Out of college, I got to host a coast-to-coast, all-night television call-in show on CTSTV. It was TV that doesn’t really exist in the real world: 2.5 hours LIVE commercial-free. Along with my brother, we fielded questions like: “How do I make myrrh so I can bathe in it like Queen Esther?” My friend Sam was our call-screener (or The Screenenator as our luminous flaming graphic showed) and routinely put the most colorful calls to the top of our list. On my brother’s final show I crammed a Boston Cream Donut into his face. Bet that hadn’t been done on CTS before… or since.

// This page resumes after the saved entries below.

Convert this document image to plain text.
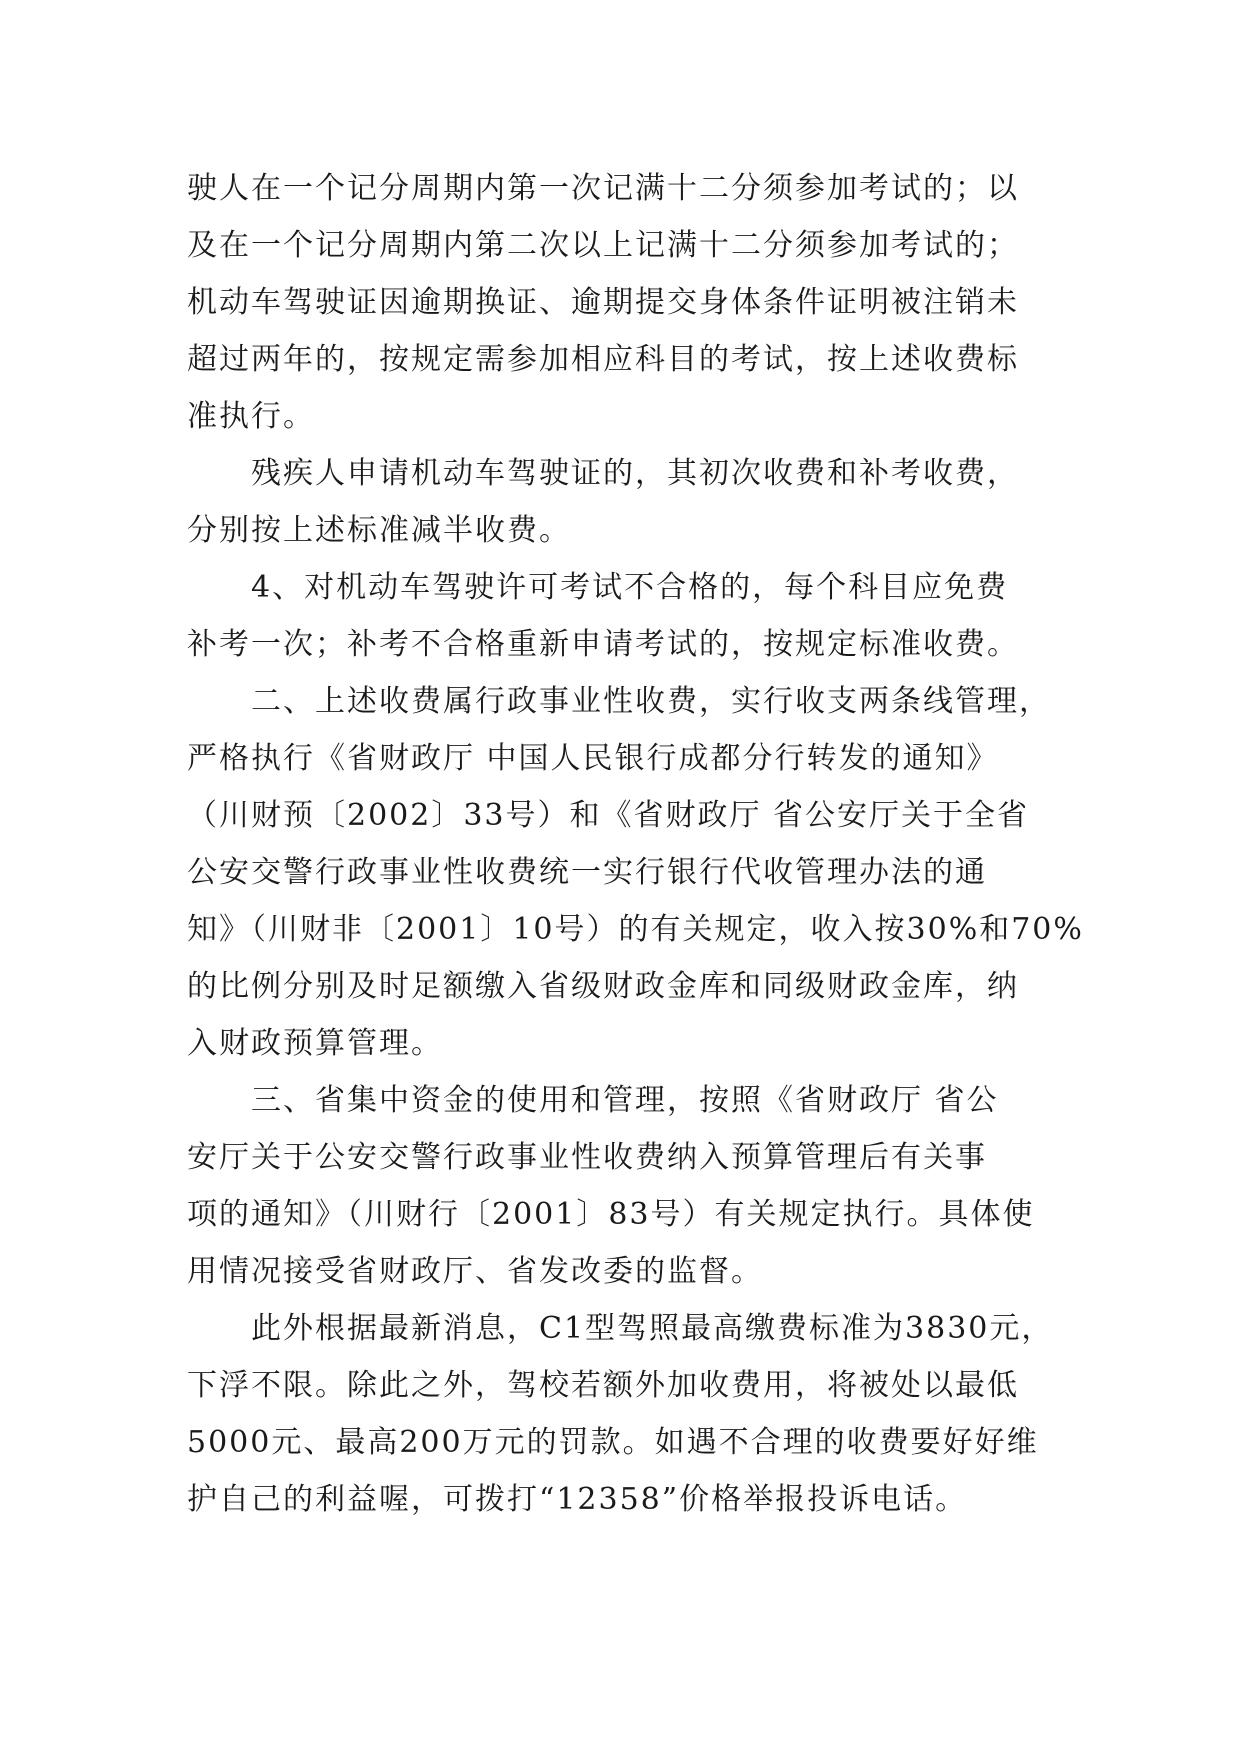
驶人在一个记分周期内第一次记满十二分须参加考试的；以
及在一个记分周期内第二次以上记满十二分须参加考试的；
机动车驾驶证因逾期换证、逾期提交身体条件证明被注销未
超过两年的，按规定需参加相应科目的考试，按上述收费标
准执行。
残疾人申请机动车驾驶证的，其初次收费和补考收费，
分别按上述标准减半收费。
4、对机动车驾驶许可考试不合格的，每个科目应免费
补考一次；补考不合格重新申请考试的，按规定标准收费。
二、上述收费属行政事业性收费，实行收支两条线管理，
严格执行《省财政厅 中国人民银行成都分行转发的通知》
（川财预〔2002〕33号）和《省财政厅 省公安厅关于全省
公安交警行政事业性收费统一实行银行代收管理办法的通
知》（川财非〔2001〕10号）的有关规定，收入按30%和70%
的比例分别及时足额缴入省级财政金库和同级财政金库，纳
入财政预算管理。
三、省集中资金的使用和管理，按照《省财政厅 省公
安厅关于公安交警行政事业性收费纳入预算管理后有关事
项的通知》（川财行〔2001〕83号）有关规定执行。具体使
用情况接受省财政厅、省发改委的监督。
此外根据最新消息，C1型驾照最高缴费标准为3830元，
下浮不限。除此之外，驾校若额外加收费用，将被处以最低
5000元、最高200万元的罚款。如遇不合理的收费要好好维
护自己的利益喔，可拨打“12358”价格举报投诉电话。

I got to help start CFWC, Brantford’s Christian radio station, from the ground up. That meant doing eight jobs for the salary of one high school Blockbuster Video employee. But it was a blast. I sang my own intro to my morning show, which was followed by my newscast, which faded into the ads written and voiced by me. I would routinely have character conversations with myself on the air, often as Mr. Gus Mcgillicutty who was a janitor from the deep south who just loved to go sweepin’ de gym. It was wildcat, freestyle, fun radio.

Broadcasting has been my vocation for almost 15 years. It has afforded this creative wingnut the space to speak into the air and, more importantly, into people’s lives. But it used to be more fun, and more effective too. At the risk of sounding curmudgeonly, shortsightedness and tightened economic restrictions have turned something that long had the COOL factor into something that is often not.

I don’t think it has to stay that way. There are ways to make money and still give room for personality, exploration and fun. Mediums will change, as will cultures of communication. Not even WKRP is sacred. That day is gone. But it would behoove broadcasters to think back to WHY they listened to the radio in their bedroom as a kid, as we create the future.